長崎の自動車マナー



長崎の自動車マナーはあまり評判が良くない。僕自身も特殊だなとは思う。市中心部は、大量の車に加え、路面電車までもが走っているので、そのカオスぶりは慣れないと恐怖である。未だに、一方通行や右折禁止、左折レーンなどが突然現れて、あらぬ方向に進んでしまうことも多い。しかし郊外に出ても「長崎ルール」とも呼んでも良い特殊な運転ルールがある。

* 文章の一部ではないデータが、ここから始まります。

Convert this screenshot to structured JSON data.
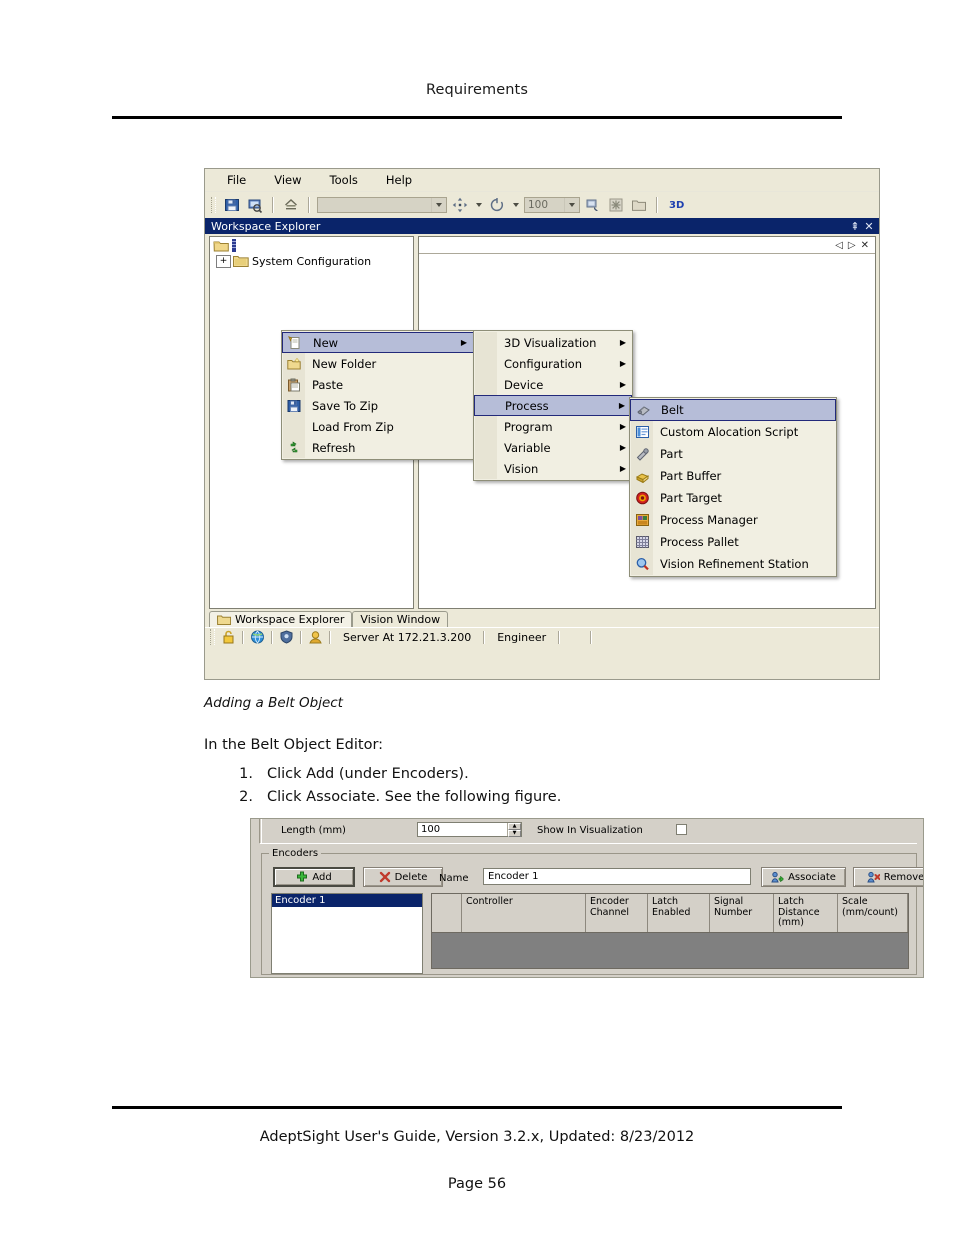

その一つは、山がちの土地事情にもよるのだろうが、片側2車線が1車線に減る場所が多くあり、そういう場合は、減少のずっと前から、片側の車線に車がならび、もう片方のやがて消滅する車線には車は並ばない。こちらに来てすぐの時は、「空いてるやーん」と消滅するとは知らずに突入し、やがて「こういうことだったか」と納得することが多かった。理由としては、減少の直前で合流するのを避けるねらいがあると思うのだが、おそらくこれは、消滅レーンにいる人が、継続レーンに「入れてもらう」のが気が引けるからだろう。そしてまた継続レーンにいる車が、消滅レーンから入ろうとする車を「入れない」といういやがらせも長崎では多く目にする。継続レーンにいる車にしてみれば、「消滅レーンを悠々と進んできた車を、なんで並んできたワシらが入れなあかんねん」という心理があるかも知れない。消滅レーンを進んできた車も、その心理を推し量ってか、入るのに気が引けるし、そもそも消滅レーンを進むことを避けようとする。つまり「だれも得をしてはならない」という平等意識の表れかと思う。

 もう一つの例として、道路沿いの駐車場から向こう側の車線に入りたい車のひどい振る舞いがある。やはり土地事情が絡んでいるのかも知れないが、片側1車線で間断なく車が通る道が、長崎には多い。そんな道において、手前の車線と奧の車線の通行がうまいぐあいにとぎれるなんてことは滅多にない。そこでドライバーはどうするかというと、手前のレーンの通行がとぎれたら、迷うことなく進入し、奧の車線の通行が止むのを(入れてくれるのを)待つという手法。待っている間に手前のレーンに車が来たら、来た車は当然ながら不条理な停止を強いられる。一方奧の車線の車は、このように道路に頭をつっこんでいる車を見たら、入れてやることが多い。しかし僕自身は、「これは路肩で待つのが当然だろう」という意識が強いので、そういう「強引」に思える車を入れた記憶は無い(走行車線が渋滞気味で、タラタラとしか進まないときは、止まるのも苦にならないので入れることもある)。しかし道路事情を考えれば、そうでもしないと奧の車線にはいつまでたっても入れないわけで、仕方のない行動なのかも知れない。そして奧の車線の車が入れてやるのも美徳と言えなくもない。しかしそれでも進入車両の強引さが目立ってしまうんだよなぁ。

 最後にちょっと良いなと感じるマナーを紹介したい。これは諫早から大村に入る国道34号線に、斜め後ろから県道かなにかが信号もなしに合流する場所でのこと。たとえれば、高速道路にICやSAから車が合流するような形と同じだ。その合流地点は、時間帯によっては国道ももう一方の道路も混雑し、国道が主車線のため、通常なら国道の車が空いたときにもう一方から進入するのだが、混雑すると国道の車がトロトロどこまでも続き、もう一方からは永久に入れない。しかしこのとき、国道側の車に不思議な心理が働き、「国道の車が一台進んだら、そのうしろにもう一方の道からの車を入れてやる」という暗黙のルールができあがるのだ。そんな自然発生的な譲り合いの心、すばらしい。